Large conductance Ca2+-activated K+ channels modulate endothelial cell outward currents and nitric oxide release in the intact rat superior mesenteric artery

Abstract

Endothelial cells (EC) control vascular smooth muscle cell (VSMC) tone by release of paracrine factors. VSMC may also influence the EC layer, and therefore, the present study hypothesized that the opening of large-conductance Ca2+ activated K+ (BKCa) channels may indirectly modulate EC hyperpolarization and nitric oxide (NO) release via myoendothelial gap junctions (MEGJ). To address this hypothesis ‘in situ’ EC ion current recordings, isolated VSMC patch clamp recordings, and simultaneous measurements of NO concentration and relaxation were conducted using segments of the rat superior mesenteric artery. In arteries constricted by α1-adrenoceptor activation, ACh (1μM) evoked EC outward currents, vasorelaxation, and NO release. In contrast to preincubation with iberiotoxin (IbTx, 100nM) application of IbTx after ACh decreased EC outward currents, NO release and vasorelaxation. Furthermore, in phenylephrine (Phe)-contracted arteries treated with a gap junction uncoupler, cabenoxolone (CBX), IbTx failed to decrease ACh-evoked EC outward currents.
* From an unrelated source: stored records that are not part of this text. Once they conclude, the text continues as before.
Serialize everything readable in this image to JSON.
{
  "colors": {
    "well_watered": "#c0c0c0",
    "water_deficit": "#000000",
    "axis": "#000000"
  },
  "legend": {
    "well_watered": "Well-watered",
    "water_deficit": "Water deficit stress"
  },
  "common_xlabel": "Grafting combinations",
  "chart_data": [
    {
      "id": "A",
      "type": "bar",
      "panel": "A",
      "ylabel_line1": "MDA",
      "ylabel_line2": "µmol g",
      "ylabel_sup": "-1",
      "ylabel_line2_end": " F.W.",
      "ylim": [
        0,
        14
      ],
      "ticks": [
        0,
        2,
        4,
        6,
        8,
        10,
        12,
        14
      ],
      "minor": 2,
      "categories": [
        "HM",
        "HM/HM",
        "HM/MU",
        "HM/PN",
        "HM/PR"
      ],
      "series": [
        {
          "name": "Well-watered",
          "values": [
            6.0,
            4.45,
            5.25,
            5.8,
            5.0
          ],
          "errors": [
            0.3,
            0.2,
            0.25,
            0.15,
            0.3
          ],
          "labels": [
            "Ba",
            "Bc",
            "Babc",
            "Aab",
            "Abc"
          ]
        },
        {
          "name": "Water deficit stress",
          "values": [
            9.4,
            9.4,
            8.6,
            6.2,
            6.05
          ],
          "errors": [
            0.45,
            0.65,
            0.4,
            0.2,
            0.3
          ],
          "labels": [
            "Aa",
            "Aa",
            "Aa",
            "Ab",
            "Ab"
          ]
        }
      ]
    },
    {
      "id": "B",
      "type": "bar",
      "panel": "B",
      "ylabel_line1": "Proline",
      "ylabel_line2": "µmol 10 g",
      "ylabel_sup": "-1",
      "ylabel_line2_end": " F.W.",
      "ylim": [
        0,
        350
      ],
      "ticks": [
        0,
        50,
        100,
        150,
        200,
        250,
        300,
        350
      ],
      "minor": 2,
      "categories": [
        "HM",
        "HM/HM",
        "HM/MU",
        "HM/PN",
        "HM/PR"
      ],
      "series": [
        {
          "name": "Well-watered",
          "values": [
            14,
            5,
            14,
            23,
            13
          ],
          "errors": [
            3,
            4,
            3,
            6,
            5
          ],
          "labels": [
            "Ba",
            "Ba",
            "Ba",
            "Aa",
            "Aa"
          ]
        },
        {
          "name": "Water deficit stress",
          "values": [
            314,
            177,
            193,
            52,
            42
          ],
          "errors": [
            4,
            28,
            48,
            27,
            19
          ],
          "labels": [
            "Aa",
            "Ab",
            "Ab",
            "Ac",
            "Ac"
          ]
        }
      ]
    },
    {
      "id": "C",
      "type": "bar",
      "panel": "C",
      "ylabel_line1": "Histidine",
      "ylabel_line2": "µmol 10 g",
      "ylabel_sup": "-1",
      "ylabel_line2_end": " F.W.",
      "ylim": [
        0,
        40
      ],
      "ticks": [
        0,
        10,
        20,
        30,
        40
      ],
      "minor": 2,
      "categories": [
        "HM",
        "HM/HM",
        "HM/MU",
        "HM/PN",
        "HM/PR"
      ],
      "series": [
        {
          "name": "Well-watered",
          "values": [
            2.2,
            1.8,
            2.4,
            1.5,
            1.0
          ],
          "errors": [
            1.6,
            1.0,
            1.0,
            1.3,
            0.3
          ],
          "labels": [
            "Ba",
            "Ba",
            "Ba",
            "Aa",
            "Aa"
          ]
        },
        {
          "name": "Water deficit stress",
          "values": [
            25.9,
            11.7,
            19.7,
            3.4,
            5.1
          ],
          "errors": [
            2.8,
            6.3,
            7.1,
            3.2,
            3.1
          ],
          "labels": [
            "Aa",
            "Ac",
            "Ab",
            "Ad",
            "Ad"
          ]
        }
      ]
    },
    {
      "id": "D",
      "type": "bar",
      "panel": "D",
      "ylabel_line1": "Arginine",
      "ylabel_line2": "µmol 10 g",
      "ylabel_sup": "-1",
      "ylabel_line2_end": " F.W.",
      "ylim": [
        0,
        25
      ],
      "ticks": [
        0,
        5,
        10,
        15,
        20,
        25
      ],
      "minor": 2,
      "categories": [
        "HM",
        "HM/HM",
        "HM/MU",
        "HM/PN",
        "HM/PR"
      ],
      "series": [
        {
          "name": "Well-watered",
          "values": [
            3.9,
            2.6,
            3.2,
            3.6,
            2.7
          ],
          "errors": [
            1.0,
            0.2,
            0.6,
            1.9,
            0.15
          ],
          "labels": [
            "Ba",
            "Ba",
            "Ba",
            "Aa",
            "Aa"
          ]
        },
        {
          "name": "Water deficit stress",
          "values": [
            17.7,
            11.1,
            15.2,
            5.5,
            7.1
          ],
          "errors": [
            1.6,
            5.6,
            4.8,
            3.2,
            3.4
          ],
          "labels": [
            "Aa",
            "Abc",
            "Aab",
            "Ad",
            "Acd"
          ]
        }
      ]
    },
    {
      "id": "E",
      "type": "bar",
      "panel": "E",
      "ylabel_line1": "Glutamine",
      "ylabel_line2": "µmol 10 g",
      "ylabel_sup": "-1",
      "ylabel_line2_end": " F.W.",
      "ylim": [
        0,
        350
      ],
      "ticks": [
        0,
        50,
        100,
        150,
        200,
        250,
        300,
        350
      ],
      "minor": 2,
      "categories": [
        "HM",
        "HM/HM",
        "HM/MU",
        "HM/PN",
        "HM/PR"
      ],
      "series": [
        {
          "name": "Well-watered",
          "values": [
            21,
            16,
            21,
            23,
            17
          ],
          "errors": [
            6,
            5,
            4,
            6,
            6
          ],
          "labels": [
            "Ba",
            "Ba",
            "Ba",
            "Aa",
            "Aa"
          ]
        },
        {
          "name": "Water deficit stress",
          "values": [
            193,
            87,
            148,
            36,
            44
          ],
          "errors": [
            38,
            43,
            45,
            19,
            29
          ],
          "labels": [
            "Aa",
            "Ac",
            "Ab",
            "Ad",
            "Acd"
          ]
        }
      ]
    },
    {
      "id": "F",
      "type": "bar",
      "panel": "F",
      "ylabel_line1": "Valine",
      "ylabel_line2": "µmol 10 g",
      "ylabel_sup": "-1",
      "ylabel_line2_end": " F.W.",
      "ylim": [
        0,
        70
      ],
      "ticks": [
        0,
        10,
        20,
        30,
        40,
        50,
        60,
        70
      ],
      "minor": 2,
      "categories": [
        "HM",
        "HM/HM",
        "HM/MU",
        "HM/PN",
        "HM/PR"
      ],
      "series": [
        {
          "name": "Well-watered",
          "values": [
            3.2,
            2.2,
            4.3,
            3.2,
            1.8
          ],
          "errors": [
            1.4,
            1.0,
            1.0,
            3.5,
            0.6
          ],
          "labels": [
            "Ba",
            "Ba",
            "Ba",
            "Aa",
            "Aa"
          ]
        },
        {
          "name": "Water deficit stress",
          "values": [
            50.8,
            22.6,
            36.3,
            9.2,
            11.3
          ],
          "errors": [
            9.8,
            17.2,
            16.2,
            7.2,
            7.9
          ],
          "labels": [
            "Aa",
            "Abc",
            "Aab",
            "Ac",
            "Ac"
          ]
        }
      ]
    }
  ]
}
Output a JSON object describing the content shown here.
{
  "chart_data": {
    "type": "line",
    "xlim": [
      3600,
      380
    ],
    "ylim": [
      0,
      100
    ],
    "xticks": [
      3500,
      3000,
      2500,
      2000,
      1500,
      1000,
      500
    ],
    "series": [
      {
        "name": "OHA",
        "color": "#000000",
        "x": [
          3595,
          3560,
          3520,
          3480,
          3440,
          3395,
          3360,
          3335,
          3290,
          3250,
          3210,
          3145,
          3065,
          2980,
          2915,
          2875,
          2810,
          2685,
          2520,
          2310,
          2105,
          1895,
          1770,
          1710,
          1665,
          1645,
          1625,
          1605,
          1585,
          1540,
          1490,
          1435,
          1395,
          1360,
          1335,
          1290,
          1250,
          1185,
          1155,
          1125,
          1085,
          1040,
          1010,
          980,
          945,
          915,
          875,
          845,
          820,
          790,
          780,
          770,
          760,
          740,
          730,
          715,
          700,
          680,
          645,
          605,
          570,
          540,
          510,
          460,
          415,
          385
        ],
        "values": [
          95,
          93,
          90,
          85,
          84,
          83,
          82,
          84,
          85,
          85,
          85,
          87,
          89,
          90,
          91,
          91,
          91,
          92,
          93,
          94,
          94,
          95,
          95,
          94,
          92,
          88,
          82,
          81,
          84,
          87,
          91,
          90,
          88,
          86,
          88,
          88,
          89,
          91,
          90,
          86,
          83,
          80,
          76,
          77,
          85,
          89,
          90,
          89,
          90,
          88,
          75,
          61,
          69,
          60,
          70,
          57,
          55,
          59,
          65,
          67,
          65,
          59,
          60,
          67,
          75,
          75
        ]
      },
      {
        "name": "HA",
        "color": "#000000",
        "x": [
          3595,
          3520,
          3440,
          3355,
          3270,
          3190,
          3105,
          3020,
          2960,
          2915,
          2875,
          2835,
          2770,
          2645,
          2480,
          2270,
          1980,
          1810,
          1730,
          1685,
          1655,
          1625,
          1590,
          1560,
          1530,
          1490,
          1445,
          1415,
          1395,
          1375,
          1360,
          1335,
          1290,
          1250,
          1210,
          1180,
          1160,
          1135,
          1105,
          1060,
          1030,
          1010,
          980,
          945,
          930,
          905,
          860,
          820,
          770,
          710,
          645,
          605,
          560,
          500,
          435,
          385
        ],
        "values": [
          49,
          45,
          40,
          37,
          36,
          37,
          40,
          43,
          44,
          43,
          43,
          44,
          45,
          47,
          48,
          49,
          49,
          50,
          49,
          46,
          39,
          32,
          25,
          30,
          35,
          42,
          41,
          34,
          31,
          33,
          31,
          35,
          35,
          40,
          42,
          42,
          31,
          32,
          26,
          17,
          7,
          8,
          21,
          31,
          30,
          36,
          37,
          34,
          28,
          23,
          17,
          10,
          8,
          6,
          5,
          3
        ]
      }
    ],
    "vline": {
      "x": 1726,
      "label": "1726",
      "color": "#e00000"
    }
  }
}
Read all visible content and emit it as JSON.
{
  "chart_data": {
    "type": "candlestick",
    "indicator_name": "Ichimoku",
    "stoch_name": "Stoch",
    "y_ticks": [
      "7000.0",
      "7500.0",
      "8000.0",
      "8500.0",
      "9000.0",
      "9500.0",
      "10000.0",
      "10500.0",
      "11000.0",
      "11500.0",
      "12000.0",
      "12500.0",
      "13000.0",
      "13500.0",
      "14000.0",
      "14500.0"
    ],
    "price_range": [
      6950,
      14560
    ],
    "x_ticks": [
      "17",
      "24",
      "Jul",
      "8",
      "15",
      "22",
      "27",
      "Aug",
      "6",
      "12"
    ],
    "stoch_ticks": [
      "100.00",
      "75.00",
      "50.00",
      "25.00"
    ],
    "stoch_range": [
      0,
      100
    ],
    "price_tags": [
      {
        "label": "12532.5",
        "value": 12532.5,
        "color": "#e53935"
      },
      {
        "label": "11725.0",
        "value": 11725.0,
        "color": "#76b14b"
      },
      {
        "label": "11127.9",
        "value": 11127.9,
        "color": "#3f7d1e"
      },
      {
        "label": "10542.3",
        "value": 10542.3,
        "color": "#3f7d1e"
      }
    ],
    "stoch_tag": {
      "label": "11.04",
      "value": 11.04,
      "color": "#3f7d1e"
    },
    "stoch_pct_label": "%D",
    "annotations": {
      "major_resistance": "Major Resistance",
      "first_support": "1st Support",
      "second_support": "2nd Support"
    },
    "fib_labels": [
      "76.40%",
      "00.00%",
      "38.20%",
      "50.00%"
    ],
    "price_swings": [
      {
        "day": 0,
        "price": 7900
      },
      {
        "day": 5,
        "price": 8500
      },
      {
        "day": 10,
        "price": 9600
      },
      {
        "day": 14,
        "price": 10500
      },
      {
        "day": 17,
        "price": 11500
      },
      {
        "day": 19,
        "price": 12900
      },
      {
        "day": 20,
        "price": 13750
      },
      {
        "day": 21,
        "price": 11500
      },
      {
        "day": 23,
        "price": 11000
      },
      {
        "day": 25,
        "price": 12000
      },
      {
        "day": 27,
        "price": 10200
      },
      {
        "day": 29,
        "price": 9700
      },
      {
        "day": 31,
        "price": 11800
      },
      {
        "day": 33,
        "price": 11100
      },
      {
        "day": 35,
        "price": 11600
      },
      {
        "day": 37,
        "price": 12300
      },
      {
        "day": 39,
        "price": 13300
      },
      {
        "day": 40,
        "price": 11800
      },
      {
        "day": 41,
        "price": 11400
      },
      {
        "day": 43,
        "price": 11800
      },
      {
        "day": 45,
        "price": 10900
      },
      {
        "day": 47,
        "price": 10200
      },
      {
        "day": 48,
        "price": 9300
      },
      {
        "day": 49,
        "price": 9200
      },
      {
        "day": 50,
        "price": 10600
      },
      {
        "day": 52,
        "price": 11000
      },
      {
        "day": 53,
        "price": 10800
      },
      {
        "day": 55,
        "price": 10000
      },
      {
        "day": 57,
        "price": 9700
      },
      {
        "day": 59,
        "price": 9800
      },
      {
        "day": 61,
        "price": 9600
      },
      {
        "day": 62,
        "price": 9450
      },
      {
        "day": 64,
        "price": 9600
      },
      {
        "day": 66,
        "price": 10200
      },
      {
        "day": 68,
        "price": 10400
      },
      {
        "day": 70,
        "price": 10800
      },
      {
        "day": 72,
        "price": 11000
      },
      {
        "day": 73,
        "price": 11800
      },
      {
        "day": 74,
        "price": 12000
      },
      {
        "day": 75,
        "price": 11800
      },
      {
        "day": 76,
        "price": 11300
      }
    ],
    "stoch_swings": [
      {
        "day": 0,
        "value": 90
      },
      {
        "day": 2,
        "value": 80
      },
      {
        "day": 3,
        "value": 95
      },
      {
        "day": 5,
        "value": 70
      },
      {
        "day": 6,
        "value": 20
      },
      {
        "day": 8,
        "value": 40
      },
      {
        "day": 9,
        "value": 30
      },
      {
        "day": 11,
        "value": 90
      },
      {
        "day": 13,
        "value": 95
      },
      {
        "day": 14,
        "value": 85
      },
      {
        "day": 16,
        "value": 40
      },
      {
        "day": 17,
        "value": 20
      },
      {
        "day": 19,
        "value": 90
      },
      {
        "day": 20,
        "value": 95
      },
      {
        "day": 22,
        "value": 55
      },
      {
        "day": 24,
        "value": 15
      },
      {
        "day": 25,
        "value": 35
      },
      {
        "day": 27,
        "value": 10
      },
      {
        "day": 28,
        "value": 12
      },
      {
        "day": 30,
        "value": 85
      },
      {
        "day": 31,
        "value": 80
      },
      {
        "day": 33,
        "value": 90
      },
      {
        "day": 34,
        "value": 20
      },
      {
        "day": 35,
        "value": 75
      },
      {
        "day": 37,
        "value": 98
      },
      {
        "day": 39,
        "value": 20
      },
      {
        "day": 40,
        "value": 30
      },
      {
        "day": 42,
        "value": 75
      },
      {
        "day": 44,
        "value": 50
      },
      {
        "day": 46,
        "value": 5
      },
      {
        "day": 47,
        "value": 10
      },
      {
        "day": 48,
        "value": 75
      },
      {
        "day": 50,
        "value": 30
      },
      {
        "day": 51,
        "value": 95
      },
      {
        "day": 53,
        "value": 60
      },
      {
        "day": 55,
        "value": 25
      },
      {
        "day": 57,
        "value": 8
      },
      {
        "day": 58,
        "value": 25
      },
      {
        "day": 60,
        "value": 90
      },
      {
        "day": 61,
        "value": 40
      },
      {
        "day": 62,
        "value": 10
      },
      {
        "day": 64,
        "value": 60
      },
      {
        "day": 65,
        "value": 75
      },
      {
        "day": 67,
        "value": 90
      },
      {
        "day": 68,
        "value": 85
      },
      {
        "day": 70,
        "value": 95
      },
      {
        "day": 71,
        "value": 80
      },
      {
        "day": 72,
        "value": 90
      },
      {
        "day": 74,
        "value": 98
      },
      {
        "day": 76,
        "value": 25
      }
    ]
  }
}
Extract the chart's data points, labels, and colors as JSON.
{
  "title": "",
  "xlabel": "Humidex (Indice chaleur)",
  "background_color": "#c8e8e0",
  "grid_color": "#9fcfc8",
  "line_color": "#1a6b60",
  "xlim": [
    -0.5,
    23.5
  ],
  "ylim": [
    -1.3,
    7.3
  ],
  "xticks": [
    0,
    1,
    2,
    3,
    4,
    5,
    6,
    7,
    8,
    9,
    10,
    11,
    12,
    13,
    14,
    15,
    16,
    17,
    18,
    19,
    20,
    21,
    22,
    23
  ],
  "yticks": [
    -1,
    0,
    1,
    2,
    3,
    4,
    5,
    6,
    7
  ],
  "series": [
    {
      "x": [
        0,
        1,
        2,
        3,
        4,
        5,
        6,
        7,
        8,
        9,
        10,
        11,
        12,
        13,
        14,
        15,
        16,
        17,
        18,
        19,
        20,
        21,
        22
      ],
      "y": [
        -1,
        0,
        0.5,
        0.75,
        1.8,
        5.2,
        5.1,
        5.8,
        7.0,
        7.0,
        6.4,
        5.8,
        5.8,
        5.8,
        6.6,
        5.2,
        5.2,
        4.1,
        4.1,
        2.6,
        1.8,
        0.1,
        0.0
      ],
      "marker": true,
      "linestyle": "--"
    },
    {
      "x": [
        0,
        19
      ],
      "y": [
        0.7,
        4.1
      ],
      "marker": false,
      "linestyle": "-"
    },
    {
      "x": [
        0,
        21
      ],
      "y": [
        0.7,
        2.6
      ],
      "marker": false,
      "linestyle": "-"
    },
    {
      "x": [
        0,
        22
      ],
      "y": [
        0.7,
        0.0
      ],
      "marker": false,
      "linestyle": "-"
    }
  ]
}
In addition, CBX decreased EC outward currents, time constant of the capacitative transients, input capacitance, and increased input resistance. In isolated VSMC CBX did not affect BKCa currents. Immunohistochemistry revealed only BKCa channel positive staining in the VSMC layer. Therefore, the present results suggest that BKCa channels are expressed in the VSMC, and that Phe by activation of VSMC BKCa channels modulates ACh-evoked EC outward currents, NO release and vasorelaxation via MEGJ in rat superior mesenteric artery.